Адам умирает не сразу, но облекается в смертность. Он теряет богообразность в душе. До смерти телесной, он умирает душой. Душевная смерть состоит в отделении души от истинной жизни, т. е. от Бога [711]. Падение, однако, не повлекло совершенной потери образа Божия. Ослабели лишь духовные способности человека: ум. свобода. Св. Григорий любит евангельский символ «черты Кесаря на меди»; это — образ Божий в человеке [712]. Женщина, метущая комнату и ищущая потерянную драхму, учит о том же; ищется потерянный, но не уничтоженный образ Царя на монете. Монета покрыта грязью и надо ее отчистить [713]. Это все потом будет воспринято и литургическим богословием: канон Андрея Критского упоминает о той же евангельской драхме; заупокойные тропари вещают «Образ есмь неизреченной Твоей славы, аще и язвы ношу прегрешений».

Таким образом, взгляд св. Григория на зло, независимо от темы искупления, не безнадежен. О небезусловной силе зла он очень интересно говорит в 21–й главе «Об устроении человека».

«Порок не столько могуществен, чтобы превозмогать ему добрую силу, и безрассудство естества нашего не выше и не тверже божественной Премудрости. Да и невозможно превратному и изменяемому быть сильнее и постоянней того, что всегда то же и водружено в добре. Совет Божий всегда и непременно непреложен, а превратность нашей природы не тверда даже и во зле. И непременно всегда движимое, если оно на пути к добру, по беспредельности проходимого дела, никогда не прекратит стремления вперед, и не найдет никакого конца искомому, достигнув которого, могло бы со временем остановиться в движении. Совершив путь порока и достигнув самой крайней меры зла, и по природе своей не находя покоя, как скоро пройдет поприще порока, по необходимости обращает движение к добру… За пределом зла следует преемство добра. Всегдашняя подвижность нашей природы опять, наконец, возвращается на добрый путь, уцеломудривается воспоминанием прежних несчастий не отдаваться снова в плен подобным бедствиям».

Тут автор прибегает к геометрической аллегории. Царство добра есть видимый мир, весь наполненный светом; царство зла — ночная тьма, т. е. тень, отбрасываемая землею от себя в сторону. Шарообразная земля отбрасывает конусообразную тень. Самая глубокая тьма в середине конуса; самое густое зло в середине этой тени; по краям она не лишена некоторого добра; крайние пределы всюду объяты добром. Если кто–нибудь будет в силах перейти расстояние тени, то непременно окажется в свете, не пересекаемом тьмою. Так и мы, дошедши до предела порока, когда будем на краю греховной тьмы, снова начнем жить во свете, потому что естество добра до неисчетности во много раз преизбыточествует перед мерою порока [714].

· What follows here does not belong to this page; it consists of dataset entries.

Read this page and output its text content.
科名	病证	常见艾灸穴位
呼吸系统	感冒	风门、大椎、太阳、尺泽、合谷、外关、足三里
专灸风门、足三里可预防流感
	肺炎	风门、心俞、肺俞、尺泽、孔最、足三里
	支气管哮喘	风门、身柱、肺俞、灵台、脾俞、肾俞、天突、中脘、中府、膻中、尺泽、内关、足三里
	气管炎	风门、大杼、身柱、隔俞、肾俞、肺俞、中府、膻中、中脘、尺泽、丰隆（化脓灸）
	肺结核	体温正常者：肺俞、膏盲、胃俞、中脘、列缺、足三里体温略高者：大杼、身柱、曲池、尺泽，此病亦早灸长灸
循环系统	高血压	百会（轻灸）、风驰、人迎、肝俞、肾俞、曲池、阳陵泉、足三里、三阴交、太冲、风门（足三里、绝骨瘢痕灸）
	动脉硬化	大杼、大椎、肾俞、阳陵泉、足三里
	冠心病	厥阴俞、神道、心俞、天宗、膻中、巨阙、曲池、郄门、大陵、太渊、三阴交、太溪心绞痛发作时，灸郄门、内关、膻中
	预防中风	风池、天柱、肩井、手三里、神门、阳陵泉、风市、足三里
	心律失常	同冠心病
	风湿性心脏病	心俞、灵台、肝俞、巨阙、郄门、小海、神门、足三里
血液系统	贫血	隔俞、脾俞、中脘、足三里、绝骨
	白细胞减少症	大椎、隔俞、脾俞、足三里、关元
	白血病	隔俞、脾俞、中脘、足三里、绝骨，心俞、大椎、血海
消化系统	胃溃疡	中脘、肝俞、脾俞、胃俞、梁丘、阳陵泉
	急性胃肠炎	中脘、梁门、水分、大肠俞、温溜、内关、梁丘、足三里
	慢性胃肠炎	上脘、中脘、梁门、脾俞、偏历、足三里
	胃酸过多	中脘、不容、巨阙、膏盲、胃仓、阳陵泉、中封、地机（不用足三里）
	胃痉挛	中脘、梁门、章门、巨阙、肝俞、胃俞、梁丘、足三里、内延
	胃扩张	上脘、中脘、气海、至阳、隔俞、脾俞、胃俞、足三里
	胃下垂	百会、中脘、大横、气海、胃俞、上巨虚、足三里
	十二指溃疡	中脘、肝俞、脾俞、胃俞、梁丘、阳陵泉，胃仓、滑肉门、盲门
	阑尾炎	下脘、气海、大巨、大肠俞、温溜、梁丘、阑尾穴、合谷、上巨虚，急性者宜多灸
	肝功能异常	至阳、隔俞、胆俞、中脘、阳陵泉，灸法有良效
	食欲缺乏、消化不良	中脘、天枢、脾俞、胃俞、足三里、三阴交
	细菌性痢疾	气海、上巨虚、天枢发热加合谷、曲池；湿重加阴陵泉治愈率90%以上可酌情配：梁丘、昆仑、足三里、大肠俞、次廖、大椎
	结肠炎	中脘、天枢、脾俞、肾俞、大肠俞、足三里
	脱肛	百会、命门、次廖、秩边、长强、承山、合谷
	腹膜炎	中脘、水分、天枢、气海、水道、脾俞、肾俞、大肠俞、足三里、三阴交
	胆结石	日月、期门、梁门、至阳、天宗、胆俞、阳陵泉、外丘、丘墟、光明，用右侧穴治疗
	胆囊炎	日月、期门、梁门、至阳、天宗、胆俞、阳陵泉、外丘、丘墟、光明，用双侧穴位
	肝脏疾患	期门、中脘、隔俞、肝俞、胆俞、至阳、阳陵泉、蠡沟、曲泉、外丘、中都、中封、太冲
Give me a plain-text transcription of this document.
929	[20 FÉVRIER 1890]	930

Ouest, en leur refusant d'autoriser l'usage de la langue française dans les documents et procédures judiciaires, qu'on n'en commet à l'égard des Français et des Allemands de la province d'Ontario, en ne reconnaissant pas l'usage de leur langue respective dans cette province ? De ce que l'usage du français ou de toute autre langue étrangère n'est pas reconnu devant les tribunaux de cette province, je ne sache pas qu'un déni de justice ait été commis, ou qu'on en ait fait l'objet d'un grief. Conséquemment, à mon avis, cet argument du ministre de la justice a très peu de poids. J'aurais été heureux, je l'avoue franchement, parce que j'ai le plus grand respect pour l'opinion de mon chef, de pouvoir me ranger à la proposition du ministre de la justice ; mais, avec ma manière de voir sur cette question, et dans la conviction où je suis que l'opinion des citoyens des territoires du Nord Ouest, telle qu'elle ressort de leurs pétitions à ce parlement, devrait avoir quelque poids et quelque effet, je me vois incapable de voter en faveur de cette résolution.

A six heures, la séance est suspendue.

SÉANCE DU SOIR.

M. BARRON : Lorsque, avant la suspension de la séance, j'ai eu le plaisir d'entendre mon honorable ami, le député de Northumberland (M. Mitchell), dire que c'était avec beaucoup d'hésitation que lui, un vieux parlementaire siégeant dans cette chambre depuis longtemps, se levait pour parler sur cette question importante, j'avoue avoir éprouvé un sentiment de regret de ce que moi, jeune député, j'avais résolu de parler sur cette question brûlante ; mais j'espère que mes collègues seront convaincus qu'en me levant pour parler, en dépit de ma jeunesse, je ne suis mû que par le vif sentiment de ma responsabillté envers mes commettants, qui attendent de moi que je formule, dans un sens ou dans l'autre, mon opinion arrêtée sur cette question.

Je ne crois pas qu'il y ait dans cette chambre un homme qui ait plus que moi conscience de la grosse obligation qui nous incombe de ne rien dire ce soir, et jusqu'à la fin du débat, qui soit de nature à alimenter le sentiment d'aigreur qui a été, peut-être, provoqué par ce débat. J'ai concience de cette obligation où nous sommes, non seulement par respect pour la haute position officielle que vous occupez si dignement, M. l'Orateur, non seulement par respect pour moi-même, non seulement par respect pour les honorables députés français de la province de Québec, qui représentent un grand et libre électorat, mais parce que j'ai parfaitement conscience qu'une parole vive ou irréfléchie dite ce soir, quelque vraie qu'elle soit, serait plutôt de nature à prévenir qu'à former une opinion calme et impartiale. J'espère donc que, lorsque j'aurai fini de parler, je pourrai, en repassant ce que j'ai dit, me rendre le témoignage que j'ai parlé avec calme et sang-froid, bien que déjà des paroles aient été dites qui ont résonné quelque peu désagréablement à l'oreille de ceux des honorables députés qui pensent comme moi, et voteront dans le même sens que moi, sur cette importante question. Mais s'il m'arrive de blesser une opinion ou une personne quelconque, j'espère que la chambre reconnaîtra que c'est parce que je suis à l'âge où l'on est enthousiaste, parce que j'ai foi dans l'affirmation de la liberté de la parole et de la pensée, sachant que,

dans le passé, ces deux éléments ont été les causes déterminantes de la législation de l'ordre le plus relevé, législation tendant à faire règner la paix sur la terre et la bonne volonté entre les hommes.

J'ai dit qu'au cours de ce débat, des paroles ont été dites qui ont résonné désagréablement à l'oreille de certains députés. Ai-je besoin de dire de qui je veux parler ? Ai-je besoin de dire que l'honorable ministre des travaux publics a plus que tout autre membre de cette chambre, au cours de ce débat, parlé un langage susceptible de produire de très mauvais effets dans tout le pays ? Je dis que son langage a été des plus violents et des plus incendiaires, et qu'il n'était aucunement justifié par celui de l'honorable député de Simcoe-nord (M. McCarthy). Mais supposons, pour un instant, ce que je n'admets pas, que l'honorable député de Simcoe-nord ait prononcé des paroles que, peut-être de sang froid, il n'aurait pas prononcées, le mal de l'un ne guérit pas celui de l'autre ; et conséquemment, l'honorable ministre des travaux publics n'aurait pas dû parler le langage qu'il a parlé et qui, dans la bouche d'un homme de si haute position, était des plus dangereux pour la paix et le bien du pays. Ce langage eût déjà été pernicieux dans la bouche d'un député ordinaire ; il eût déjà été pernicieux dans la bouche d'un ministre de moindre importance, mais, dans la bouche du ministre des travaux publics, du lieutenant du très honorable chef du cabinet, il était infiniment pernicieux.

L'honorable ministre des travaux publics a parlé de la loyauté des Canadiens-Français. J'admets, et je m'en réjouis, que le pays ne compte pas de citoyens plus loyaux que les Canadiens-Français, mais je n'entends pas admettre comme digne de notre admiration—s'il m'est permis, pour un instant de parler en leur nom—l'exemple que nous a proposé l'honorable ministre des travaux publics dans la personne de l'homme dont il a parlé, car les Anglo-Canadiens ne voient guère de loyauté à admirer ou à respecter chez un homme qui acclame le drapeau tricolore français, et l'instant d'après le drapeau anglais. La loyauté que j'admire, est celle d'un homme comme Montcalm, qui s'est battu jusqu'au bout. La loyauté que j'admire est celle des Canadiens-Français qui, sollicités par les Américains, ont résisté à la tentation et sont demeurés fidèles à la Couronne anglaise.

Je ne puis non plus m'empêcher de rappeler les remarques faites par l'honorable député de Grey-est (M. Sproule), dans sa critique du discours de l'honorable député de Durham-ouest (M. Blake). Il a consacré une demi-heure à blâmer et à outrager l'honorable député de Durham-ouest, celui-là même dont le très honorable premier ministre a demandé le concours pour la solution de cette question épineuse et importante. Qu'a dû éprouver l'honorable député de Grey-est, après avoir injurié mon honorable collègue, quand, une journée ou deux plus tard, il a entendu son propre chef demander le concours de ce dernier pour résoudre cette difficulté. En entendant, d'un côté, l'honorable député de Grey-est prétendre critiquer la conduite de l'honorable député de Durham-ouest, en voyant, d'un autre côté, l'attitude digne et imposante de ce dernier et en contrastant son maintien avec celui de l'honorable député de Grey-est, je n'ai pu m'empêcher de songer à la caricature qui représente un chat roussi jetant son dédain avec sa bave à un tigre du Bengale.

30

Но хотя св. Григорий и допускает некоторое самоисчерпание зла, все же ясно, что одними своими силами человеку спастись невозможно. Хотя зло и не всесильно, но все же вмешательство Божие в дело освобождения человека от власти зла безусловно необходимо. Таким образом св. Григорий должен поставить в связь с этим проблему искупления.

Прежде всего, и у него мы находим чисто Афанасиевскую (правильнее Иринеевскую) концепцию искуплению: «Бог смешался с нашею природою, чтобы, благодаря этому смешению с божественным, наша природа обóжилась» [715]. «Бог, явившись людям, смешался с тленною природою, чтобы, благодаря причастию к Божеству, человечество в то же время стало обóженным» [716].